The company, which has seen its share of the UK grocery market erode in recent months amid falling like-for-like sales, revealed further details this morning (18 April) of how it plans to revitalise its domestic business.

The announcements came as Tesco admitted profits from its UK arm had fallen in the 52 weeks to the end of February. It reported a 1% fall in profits to GBP2.5bn.

Speaking to media today, Clarke defended the retailer’s plans to improve its UK arm, initiatives that include investing in more staff for existing stores, and refreshing or refitting some 430 stores, is enough to improve sales performance in the UK.

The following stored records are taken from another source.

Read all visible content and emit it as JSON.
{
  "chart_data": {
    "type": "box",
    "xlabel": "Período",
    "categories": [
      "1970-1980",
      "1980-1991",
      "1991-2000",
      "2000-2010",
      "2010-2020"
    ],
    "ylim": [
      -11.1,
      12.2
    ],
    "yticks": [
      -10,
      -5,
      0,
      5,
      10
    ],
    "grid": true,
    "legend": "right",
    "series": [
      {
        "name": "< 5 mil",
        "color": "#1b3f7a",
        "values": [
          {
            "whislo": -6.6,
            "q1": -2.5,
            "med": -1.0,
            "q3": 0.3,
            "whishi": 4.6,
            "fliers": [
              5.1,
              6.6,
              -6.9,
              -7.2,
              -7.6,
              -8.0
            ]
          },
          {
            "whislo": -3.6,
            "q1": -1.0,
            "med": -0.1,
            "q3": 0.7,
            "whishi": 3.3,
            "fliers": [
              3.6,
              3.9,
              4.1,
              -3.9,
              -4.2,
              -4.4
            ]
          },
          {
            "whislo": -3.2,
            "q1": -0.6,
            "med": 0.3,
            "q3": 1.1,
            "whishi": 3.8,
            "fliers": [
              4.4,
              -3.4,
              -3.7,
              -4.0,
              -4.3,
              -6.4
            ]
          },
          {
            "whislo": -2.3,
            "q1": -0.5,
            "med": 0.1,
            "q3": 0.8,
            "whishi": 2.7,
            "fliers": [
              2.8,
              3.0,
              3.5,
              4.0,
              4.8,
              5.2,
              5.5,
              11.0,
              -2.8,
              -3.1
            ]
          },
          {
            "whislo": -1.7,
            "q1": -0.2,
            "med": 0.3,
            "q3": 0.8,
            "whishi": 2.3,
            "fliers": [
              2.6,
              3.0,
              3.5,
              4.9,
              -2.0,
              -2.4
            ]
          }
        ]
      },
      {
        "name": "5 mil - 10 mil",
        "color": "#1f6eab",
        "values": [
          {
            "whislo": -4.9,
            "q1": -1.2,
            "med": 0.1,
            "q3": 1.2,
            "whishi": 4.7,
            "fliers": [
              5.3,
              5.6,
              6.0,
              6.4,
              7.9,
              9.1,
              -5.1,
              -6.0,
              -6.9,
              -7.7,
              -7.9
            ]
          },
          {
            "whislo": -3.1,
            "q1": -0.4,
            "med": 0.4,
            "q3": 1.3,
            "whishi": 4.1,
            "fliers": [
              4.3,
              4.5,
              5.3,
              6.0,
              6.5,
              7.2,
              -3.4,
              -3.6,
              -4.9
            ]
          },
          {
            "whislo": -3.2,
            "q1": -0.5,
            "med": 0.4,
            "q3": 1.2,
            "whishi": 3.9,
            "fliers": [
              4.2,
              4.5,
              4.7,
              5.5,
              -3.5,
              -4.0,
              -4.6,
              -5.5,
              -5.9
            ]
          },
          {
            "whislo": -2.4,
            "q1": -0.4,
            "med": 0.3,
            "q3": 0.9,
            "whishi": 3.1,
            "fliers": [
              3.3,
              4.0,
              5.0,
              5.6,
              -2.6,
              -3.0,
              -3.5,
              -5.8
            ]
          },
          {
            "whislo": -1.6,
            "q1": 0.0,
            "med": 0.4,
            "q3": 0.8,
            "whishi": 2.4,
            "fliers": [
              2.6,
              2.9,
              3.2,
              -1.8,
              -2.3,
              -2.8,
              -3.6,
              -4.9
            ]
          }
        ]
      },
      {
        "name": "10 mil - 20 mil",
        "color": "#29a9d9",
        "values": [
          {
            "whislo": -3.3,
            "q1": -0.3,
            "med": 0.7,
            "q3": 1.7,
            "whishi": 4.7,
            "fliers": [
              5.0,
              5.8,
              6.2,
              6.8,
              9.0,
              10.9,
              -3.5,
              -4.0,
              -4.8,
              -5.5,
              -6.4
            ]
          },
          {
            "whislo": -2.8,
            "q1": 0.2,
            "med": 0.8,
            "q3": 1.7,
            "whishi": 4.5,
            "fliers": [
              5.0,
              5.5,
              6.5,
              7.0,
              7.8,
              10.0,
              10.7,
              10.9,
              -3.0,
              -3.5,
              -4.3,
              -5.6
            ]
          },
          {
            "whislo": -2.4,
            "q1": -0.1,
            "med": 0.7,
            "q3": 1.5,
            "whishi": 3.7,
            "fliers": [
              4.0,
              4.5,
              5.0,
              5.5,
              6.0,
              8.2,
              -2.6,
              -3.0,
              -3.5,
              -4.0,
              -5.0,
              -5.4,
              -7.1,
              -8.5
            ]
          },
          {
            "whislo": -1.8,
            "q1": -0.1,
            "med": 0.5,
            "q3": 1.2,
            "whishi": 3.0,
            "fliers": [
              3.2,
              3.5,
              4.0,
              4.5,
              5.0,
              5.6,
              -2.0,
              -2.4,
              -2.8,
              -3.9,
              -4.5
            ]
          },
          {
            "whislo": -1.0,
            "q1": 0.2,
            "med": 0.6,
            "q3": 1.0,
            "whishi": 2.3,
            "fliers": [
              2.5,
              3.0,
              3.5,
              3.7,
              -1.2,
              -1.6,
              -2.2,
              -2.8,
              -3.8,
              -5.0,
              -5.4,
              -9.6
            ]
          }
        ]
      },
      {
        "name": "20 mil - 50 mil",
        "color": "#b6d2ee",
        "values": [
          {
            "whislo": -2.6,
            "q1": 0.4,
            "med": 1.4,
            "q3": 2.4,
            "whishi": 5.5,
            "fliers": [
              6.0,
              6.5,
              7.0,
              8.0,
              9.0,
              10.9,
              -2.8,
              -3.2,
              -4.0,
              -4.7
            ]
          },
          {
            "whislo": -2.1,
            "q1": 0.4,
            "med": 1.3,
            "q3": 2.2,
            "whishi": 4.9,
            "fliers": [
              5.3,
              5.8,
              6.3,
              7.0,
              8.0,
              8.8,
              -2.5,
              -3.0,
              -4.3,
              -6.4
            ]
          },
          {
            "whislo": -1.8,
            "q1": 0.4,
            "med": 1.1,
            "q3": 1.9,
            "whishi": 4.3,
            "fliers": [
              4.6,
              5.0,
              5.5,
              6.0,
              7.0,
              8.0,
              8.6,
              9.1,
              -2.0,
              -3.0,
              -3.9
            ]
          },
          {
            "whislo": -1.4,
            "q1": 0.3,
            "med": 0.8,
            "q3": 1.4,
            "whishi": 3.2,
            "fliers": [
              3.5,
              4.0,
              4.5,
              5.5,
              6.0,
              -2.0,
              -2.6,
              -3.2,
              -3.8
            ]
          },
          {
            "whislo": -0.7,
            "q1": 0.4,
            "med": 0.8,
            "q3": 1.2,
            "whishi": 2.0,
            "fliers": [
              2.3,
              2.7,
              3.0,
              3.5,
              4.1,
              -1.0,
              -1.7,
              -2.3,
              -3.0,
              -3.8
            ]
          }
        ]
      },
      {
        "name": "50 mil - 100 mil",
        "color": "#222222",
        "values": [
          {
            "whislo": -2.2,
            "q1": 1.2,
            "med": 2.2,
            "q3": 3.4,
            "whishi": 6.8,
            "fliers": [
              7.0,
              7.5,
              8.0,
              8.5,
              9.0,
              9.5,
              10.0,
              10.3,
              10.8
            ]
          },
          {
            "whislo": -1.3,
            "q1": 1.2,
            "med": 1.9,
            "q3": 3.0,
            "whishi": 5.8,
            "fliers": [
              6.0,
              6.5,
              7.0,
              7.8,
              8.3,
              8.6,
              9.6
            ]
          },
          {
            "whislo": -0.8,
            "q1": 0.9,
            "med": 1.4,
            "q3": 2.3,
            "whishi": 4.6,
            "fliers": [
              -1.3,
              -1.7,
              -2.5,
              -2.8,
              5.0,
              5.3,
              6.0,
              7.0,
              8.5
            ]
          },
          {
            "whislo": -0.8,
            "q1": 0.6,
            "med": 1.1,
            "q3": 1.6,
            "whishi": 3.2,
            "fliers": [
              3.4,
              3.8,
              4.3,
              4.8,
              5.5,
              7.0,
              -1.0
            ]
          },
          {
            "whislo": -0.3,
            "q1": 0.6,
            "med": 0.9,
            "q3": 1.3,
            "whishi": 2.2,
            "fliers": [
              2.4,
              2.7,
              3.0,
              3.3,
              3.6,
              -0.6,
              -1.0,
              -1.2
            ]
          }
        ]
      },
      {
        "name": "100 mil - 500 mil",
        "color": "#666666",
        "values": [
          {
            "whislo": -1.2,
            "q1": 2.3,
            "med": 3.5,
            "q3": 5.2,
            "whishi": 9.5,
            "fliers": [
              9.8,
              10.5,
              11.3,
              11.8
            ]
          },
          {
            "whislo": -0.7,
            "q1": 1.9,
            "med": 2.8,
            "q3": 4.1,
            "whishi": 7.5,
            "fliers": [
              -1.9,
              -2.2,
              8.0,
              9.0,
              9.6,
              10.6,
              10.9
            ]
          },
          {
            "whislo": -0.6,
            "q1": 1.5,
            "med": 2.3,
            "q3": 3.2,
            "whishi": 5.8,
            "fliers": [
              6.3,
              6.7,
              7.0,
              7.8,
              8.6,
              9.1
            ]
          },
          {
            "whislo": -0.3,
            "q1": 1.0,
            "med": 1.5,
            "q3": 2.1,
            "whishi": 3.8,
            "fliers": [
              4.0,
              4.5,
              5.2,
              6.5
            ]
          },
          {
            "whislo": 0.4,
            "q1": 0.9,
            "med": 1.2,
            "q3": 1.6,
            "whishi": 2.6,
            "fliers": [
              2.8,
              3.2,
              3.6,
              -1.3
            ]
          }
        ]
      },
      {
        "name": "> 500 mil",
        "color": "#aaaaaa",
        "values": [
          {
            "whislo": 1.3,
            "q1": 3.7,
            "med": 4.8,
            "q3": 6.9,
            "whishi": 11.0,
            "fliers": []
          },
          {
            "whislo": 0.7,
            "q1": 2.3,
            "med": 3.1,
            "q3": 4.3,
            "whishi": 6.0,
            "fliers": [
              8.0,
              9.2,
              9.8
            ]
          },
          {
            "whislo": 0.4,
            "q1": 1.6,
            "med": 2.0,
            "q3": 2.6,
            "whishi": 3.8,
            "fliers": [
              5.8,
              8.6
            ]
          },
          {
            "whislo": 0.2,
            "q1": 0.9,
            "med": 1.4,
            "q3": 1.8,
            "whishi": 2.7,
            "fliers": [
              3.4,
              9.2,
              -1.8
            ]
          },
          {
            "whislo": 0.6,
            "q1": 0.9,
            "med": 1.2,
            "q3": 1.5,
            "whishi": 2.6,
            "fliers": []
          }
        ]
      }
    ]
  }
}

“We think it is enough. We spent nine months working on the plan… we have already improved the performance of some of our stores,” Clarke said, adding that the GBP1bn investment will include, “GBP200m in a greater online capability, GBP200m in refreshing stores, GBP200m in staffing, and the balance goes into the other things. Brand and marketing as an investment, that range and quality requires a margin investment.”

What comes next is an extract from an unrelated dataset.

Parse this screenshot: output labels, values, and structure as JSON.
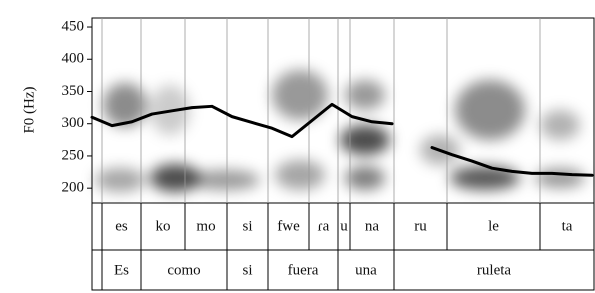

Clarke, however, declined to provide any guidance on how the success of the plan will be measured.

“I appreciate the question but I’m not going to give any precise answers because we’ve laid out for our investors what they can expect … we’ve got to get on now with implementing the plan.”

Tesco issued a profit warning in January that saw the retailer’s shares plunge 15%. Its like-for-like UK sales have fallen for four consecutive quarters and the company’s share of the UK market has eroded.

“Much has been written about January,” Clarke told journalists today. “The business is far from broken but it’s not as good as it could be and customers felt it, I felt it. Good enough is not good enough. Their expectations have moved on and we haven’t. And I believe that as an industry we have been running up the down escalator for too long. So we drew up a plan to build a better Tesco.

“We knew exactly what to do and how to do it,” he emphasised. “We’ve been implementing the plan, I’ve been impatient to get it done quickly. So after Christmas I decided to drive the pace and do three years in one.”

In March, however, Tesco saw the departure of Richard Brasher, the chief executive of its UK business, after an apparent clash with Clarke over the company’s domestic strategy.

Clarke, who has taken control of the retailer’s domestic business head of Brasher’s planned departure, told attendees that the situation was “not ideal”, but added: “You can only have one captain on the pitch”.

“This is a very important thing for Tesco. The interesting thing about the UK leadership team now is that they’ve all done at least one international assignment,” Clarke said. “I’m blessed with lots of talent below coming through and its inevitable that there are changes when there’s a change at the top and younger people are coming through and being given the chance to shine so it’s quite exciting.”

Tesco shares, which rose this morning after its initial announcement, were down 2.04% at 321.6p at 15:40 GMT.